I have these csv data files with my relevant data in the first five rows and a bunch of mal formmatted data below it. When I use filter rows it still reads in all of the data below which causes problems for me. This is problematic because I am reading in a whole folder's worth and some of these files have a different number of columns below the rows I'm interested in. Those columns or data below those first five rows I do not need, but power query throws errors when it is looking for the same number of columns as the last file. I would like it to just read in the first n rows which are uniform between all files in the folder. 

Is there a way to do this or bypass the error? Let me know if there is anything else I can provide to help my question be better understood. 

I have already tried filter rows, but that still reads the whole document and throws some errors.

This is similar to what I'm looking for, but it's not clear how I can edit this to achieve what I want.

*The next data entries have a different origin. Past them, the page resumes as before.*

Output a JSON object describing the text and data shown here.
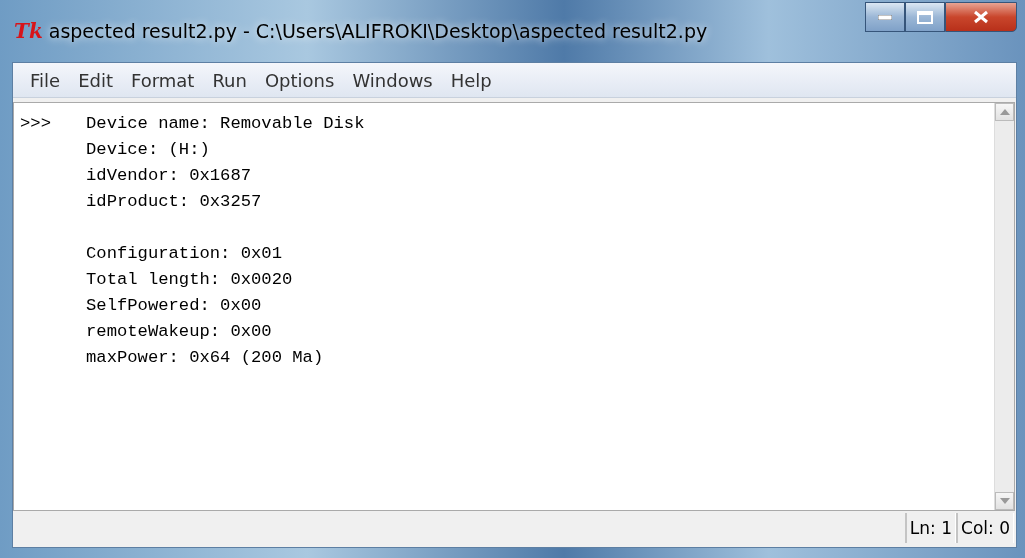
{
  "window": {
    "logo": "Tk",
    "title": "aspected result2.py - C:\\Users\\ALIFROKI\\Desktop\\aspected result2.py"
  },
  "menu": [
    "File",
    "Edit",
    "Format",
    "Run",
    "Options",
    "Windows",
    "Help"
  ],
  "shell": {
    "prompt": ">>>",
    "blocks": [
      [
        "Device name: Removable Disk",
        "Device: (H:)",
        "idVendor: 0x1687",
        "idProduct: 0x3257"
      ],
      [
        "Configuration: 0x01",
        "Total length: 0x0020",
        "SelfPowered: 0x00",
        "remoteWakeup: 0x00",
        "maxPower: 0x64 (200 Ma)"
      ]
    ]
  },
  "status_bar": [
    "Ln: 1",
    "Col: 0"
  ]
}
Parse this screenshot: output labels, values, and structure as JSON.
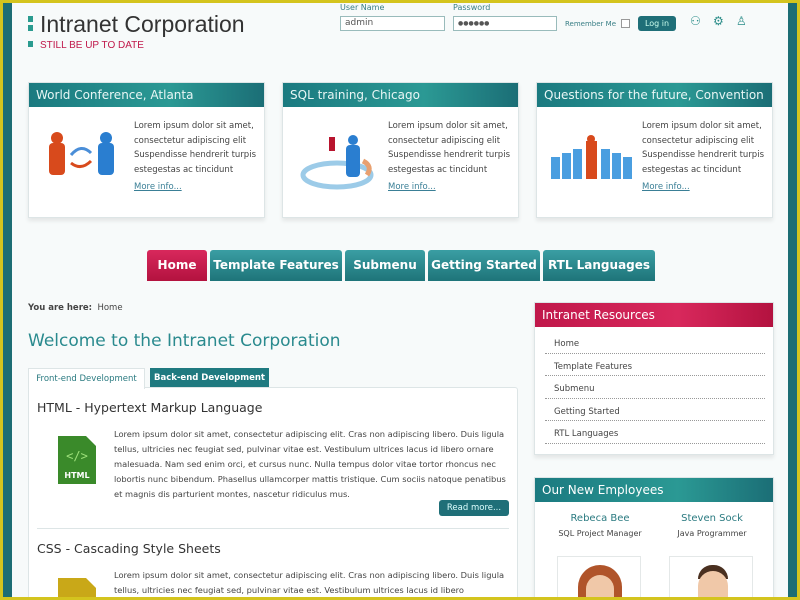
{
  "header": {
    "title": "Intranet Corporation",
    "tagline": "STILL BE UP TO DATE",
    "login": {
      "username_label": "User Name",
      "username_value": "admin",
      "password_label": "Password",
      "password_value": "●●●●●●",
      "remember_label": "Remember Me",
      "login_button": "Log in"
    },
    "icons": [
      "register-icon",
      "settings-user-icon",
      "add-user-icon"
    ]
  },
  "cards": [
    {
      "title": "World Conference, Atlanta",
      "text": "Lorem ipsum dolor sit amet, consectetur adipiscing elit Suspendisse hendrerit turpis estegestas ac tincidunt",
      "link": "More info..."
    },
    {
      "title": "SQL training, Chicago",
      "text": "Lorem ipsum dolor sit amet, consectetur adipiscing elit Suspendisse hendrerit turpis estegestas ac tincidunt",
      "link": "More info..."
    },
    {
      "title": "Questions for the future, Convention",
      "text": "Lorem ipsum dolor sit amet, consectetur adipiscing elit Suspendisse hendrerit turpis estegestas ac tincidunt",
      "link": "More info..."
    }
  ],
  "nav": [
    "Home",
    "Template Features",
    "Submenu",
    "Getting Started",
    "RTL Languages"
  ],
  "breadcrumb": {
    "label": "You are here:",
    "current": "Home"
  },
  "main": {
    "title": "Welcome to the Intranet Corporation",
    "tabs": [
      "Front-end Development",
      "Back-end Development"
    ],
    "articles": [
      {
        "title": "HTML - Hypertext Markup Language",
        "text": "Lorem ipsum dolor sit amet, consectetur adipiscing elit. Cras non adipiscing libero. Duis ligula tellus, ultricies nec feugiat sed, pulvinar vitae est. Vestibulum ultrices lacus id libero ornare malesuada. Nam sed enim orci, et cursus nunc. Nulla tempus dolor vitae tortor rhoncus nec lobortis nunc bibendum. Phasellus ullamcorper mattis tristique. Cum sociis natoque penatibus et magnis dis parturient montes, nascetur ridiculus mus.",
        "button": "Read more..."
      },
      {
        "title": "CSS - Cascading Style Sheets",
        "text": "Lorem ipsum dolor sit amet, consectetur adipiscing elit. Cras non adipiscing libero. Duis ligula tellus, ultricies nec feugiat sed, pulvinar vitae est. Vestibulum ultrices lacus id libero"
      }
    ]
  },
  "sidebar": {
    "resources_title": "Intranet Resources",
    "resources": [
      "Home",
      "Template Features",
      "Submenu",
      "Getting Started",
      "RTL Languages"
    ],
    "employees_title": "Our New Employees",
    "employees": [
      {
        "name": "Rebeca Bee",
        "role": "SQL Project Manager"
      },
      {
        "name": "Steven Sock",
        "role": "Java Programmer"
      }
    ]
  },
  "colors": {
    "teal": "#1f7a80",
    "red": "#c0184a"
  }
}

Skip 6 rows before "reading" into powerquery

Ultimately I'm going to be reading in the first 5 rows of all documents in the file folder. This is much easier in Pandas, but I need an Excel solution for a coworker. The error I get is "unexpected number of columns." I have confirmed this with doing a subset of files that has the same number of columns for the lower extra data I don't need. I would like a solution robust enough to handle all of the files.


Solution

  • When you load a CSV into the Query Editor, it will likely generate M code like this:

    let
        Source = Csv.Document(File.Contents("C:\FilePath\FileName.csv"), [Delimiter=",", Columns=3, Encoding=1252, QuoteStyle=QuoteStyle.None]),
        #"Changed Type" = Table.TransformColumnTypes(Source, {{"Column1", type text}, {"Column2", type text}, {"Column3", type text}})
    in
        #"Changed Type"
    

    Delete the last step, #Changed Type, and change Columns=3 in the first step to the number you actually want instead of what it automatically detected.